5) "Find (and codify!) sufficient invariants demanded from (functions on) data types so we can uphold our API's promised invariants. [Optionally, aim for something that matches this natural language description of what (parts/aspects of) the data type's function's purpose[s]/semantics are supposed to be.]"
6) "Prove this is constant-time/constant-memory-access-pattern w.r.t. that part of data (even in ways where the data in question may be in chunks behind some memcpy-reducing indirection), or e.g. that this key here affects nothing persistent other than that ciphertext/plaintext/signature/hash/success-flag."
7) "Prove time/memory complexity of this implementation. Here's what certain bounds are worth: split between various kinda of bounds, e.g. lower bounds, upper bounds, average (w.r.t. that data) complexity, best/worst case (w.r.t. that data), handle those parameters by enumerating over those and proving with their values fixed (because a general equation may be too complicated/weak, or even just too hard to derive)."
8) A classic: "Prove these two implementations produce identical (under that comparison/test-sampling method) results."
9) "Find bounds on when (conditions) and/or how much (some appropriate supplied measure) these two implementations differ."
10) "Find a faster implementation along with proven limits on it's inaccuracy.
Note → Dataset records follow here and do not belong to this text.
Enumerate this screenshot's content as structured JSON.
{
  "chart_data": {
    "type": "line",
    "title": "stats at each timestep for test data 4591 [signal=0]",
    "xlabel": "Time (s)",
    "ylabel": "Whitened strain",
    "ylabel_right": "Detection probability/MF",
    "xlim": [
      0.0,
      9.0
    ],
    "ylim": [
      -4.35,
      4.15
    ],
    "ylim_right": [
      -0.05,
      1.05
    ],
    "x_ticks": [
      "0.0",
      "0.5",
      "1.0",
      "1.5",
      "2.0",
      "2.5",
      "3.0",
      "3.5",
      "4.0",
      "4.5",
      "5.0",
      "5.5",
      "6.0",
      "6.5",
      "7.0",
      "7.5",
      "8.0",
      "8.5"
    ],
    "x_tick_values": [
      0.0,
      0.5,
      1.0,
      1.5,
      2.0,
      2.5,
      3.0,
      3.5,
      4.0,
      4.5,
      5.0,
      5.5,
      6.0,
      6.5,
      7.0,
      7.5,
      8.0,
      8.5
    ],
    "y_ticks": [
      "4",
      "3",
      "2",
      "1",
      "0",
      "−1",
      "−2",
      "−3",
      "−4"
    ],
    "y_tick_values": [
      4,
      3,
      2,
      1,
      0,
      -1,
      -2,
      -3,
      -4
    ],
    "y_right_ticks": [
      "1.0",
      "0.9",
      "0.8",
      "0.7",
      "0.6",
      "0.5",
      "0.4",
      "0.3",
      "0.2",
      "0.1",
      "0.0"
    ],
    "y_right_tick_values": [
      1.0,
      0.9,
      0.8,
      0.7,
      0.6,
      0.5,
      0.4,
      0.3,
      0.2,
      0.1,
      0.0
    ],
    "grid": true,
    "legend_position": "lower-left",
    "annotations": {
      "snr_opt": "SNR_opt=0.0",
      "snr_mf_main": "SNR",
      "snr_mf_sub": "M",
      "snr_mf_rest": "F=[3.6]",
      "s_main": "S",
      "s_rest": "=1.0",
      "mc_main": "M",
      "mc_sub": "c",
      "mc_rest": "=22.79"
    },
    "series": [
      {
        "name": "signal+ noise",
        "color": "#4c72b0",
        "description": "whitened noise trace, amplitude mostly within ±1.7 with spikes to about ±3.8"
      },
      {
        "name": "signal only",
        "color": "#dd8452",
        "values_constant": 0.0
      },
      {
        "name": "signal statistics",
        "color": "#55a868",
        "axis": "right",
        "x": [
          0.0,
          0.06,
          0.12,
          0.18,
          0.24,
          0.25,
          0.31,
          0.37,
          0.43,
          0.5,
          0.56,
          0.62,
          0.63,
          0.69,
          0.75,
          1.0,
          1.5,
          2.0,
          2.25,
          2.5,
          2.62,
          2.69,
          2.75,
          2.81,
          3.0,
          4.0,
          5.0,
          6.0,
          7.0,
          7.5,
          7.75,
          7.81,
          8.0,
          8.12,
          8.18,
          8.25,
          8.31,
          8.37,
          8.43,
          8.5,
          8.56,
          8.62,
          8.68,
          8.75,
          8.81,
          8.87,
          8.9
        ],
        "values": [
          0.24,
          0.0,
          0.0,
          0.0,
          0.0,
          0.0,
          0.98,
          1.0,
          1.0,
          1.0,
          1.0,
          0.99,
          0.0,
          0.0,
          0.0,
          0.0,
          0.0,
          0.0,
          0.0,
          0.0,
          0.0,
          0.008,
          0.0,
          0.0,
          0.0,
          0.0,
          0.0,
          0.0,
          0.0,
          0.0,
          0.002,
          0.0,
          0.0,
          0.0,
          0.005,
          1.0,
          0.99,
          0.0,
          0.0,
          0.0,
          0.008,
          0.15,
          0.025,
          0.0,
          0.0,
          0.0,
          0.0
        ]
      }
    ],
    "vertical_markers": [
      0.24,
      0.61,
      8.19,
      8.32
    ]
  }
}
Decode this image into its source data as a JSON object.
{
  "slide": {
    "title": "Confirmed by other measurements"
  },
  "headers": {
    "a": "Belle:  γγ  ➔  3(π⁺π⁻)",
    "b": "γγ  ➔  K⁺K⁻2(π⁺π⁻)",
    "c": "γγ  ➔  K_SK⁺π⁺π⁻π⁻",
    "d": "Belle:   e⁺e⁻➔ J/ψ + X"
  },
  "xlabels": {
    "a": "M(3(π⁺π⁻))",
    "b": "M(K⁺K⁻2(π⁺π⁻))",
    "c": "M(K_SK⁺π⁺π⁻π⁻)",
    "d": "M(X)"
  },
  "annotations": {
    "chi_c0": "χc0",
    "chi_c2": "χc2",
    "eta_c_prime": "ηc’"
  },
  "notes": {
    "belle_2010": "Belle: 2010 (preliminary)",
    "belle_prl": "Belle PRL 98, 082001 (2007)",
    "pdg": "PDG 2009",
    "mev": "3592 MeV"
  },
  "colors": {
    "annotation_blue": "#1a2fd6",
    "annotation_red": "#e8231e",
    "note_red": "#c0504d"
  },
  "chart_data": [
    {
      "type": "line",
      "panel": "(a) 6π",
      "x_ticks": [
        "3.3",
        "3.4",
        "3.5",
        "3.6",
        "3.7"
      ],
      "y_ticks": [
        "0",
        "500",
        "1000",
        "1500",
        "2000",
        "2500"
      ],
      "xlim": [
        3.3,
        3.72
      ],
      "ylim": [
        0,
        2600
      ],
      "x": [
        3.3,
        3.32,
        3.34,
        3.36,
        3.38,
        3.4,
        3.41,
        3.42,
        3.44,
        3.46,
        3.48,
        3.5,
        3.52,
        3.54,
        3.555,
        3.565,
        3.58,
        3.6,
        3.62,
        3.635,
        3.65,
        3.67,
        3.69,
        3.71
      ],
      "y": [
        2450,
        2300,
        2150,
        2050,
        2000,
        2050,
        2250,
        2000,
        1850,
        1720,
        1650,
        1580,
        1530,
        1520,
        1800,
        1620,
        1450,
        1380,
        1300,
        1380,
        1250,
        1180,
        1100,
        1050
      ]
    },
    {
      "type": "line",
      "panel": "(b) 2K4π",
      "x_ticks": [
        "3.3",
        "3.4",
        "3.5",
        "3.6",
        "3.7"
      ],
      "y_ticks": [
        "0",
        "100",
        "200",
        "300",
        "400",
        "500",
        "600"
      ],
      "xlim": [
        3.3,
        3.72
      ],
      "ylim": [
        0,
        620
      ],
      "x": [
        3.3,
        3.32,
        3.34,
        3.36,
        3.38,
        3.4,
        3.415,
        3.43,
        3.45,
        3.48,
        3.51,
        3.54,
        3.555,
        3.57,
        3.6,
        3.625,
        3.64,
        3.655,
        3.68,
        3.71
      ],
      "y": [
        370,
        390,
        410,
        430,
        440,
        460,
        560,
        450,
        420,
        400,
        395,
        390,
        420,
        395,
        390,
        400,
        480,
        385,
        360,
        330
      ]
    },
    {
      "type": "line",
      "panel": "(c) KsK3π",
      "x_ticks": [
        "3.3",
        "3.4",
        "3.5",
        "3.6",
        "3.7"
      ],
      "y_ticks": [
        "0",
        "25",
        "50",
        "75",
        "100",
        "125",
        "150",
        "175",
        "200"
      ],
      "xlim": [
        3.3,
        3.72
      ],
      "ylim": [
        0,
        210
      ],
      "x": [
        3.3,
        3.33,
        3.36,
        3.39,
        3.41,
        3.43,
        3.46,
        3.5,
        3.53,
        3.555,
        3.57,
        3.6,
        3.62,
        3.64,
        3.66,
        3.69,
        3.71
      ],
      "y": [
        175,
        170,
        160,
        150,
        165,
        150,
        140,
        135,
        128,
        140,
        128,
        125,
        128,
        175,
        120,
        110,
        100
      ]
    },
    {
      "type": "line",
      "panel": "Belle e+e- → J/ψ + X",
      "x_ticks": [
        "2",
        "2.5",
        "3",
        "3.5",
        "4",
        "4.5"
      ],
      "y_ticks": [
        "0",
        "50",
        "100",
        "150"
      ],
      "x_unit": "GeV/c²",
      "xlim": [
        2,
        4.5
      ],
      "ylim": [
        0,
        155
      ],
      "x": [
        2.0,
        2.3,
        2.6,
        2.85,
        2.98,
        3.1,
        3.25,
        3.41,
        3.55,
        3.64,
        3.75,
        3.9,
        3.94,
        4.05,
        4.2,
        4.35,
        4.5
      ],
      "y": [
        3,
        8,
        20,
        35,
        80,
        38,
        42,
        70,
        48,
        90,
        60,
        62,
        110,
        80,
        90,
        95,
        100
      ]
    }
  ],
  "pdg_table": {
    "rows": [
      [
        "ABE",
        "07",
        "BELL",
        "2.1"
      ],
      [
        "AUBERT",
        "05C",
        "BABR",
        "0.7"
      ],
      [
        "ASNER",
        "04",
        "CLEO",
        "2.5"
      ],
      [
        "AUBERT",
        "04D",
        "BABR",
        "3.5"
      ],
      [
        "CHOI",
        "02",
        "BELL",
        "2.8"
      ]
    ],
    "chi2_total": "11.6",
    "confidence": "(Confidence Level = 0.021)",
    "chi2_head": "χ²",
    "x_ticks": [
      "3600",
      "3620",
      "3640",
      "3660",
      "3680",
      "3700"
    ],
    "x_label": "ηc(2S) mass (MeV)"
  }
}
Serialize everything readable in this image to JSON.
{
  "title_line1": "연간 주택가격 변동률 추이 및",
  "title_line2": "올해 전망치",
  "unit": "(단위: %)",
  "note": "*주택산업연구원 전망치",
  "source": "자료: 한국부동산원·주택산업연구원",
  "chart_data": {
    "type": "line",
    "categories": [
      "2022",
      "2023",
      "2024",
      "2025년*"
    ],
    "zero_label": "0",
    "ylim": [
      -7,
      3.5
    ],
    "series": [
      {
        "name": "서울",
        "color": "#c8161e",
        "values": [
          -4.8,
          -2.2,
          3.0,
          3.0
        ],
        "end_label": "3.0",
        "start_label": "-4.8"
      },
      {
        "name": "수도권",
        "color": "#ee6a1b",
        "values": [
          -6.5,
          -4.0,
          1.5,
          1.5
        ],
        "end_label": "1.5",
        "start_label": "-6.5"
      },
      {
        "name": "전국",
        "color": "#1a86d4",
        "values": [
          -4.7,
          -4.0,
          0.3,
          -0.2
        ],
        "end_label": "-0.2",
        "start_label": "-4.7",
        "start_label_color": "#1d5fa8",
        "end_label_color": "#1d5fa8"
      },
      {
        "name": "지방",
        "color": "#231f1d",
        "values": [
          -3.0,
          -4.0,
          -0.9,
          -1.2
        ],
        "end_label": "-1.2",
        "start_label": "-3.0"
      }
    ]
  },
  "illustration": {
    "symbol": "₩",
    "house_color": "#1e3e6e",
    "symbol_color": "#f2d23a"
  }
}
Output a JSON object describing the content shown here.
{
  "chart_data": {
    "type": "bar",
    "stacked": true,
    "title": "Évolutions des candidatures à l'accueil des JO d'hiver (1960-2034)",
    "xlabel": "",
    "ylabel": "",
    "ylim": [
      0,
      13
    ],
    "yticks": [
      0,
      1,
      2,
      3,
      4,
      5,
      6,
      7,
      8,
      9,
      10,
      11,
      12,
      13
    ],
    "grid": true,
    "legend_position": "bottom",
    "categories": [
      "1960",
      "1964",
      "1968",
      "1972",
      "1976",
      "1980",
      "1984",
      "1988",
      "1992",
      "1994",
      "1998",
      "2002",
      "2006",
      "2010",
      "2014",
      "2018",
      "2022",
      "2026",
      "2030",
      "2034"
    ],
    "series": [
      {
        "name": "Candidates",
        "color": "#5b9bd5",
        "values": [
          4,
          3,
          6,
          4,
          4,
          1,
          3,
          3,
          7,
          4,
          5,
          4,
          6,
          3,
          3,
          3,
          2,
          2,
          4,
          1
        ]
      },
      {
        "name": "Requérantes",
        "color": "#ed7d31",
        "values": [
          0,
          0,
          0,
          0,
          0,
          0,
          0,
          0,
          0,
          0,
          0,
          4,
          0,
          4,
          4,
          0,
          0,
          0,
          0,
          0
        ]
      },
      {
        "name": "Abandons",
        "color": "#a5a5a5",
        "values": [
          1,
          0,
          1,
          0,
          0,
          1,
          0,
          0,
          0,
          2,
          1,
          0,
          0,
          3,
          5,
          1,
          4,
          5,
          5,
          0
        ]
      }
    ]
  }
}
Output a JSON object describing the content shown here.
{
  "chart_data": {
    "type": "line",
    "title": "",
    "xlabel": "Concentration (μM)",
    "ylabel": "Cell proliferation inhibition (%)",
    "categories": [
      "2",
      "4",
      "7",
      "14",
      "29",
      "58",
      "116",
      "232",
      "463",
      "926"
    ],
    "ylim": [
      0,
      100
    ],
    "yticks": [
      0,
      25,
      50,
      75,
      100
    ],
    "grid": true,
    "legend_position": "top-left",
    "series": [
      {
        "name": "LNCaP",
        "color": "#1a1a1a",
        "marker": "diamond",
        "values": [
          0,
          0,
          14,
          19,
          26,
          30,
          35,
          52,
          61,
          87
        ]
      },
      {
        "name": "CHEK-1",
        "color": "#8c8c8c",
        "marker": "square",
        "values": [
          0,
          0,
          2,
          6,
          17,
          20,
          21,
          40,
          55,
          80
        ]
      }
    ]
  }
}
Combining the two (+) dimensions of candidate quality from the obvious pareto frontier into a single number score is according to this: [formula in useful format for directing search/exploration]."
11) "Cough up an implementation limited to those numerical primitives there, along with proof of it complying with these accuracy requirements, for this implementation that uses (inherently computationally-unsuitable) real numbers. Speed/memory performance importance: [scoring function suitable for directing where to aim, when to stop, and when to give up]."
And afterwards, the "human" would ask/explore the oracle about context, suggest/try proof tactics, and in some cases write/transform code in both LLM-style and by commanding ("textbook"/library/archive, or even freshly written) rewrite rules.
That process could then be trained with reinforcement learning, even if intermediate states have no useful score function defined, as the presence of certain results after certain amounts of expended effort is directly useful as a score for/of the solver/agent itself. The multi-agent suggestions applicability/efficiency predictor/arbiter should be amenable to more normal (stochastic) backpropagation at a completed-chat granularity, as the final efficiency/score will be known, and if it were a perfect predictor, it'd have predicted that exact score for the entire time along the path that was taken. The intermediate predictions on how much effort the chosen agent's suggestion actually took to complete is also easily recorded for training the per-step cost predictions as a more fine-grained aspect of the final-score-when-taking-this-branching-path-now machinery.
Super cool work either way! I'll be wishing you luck.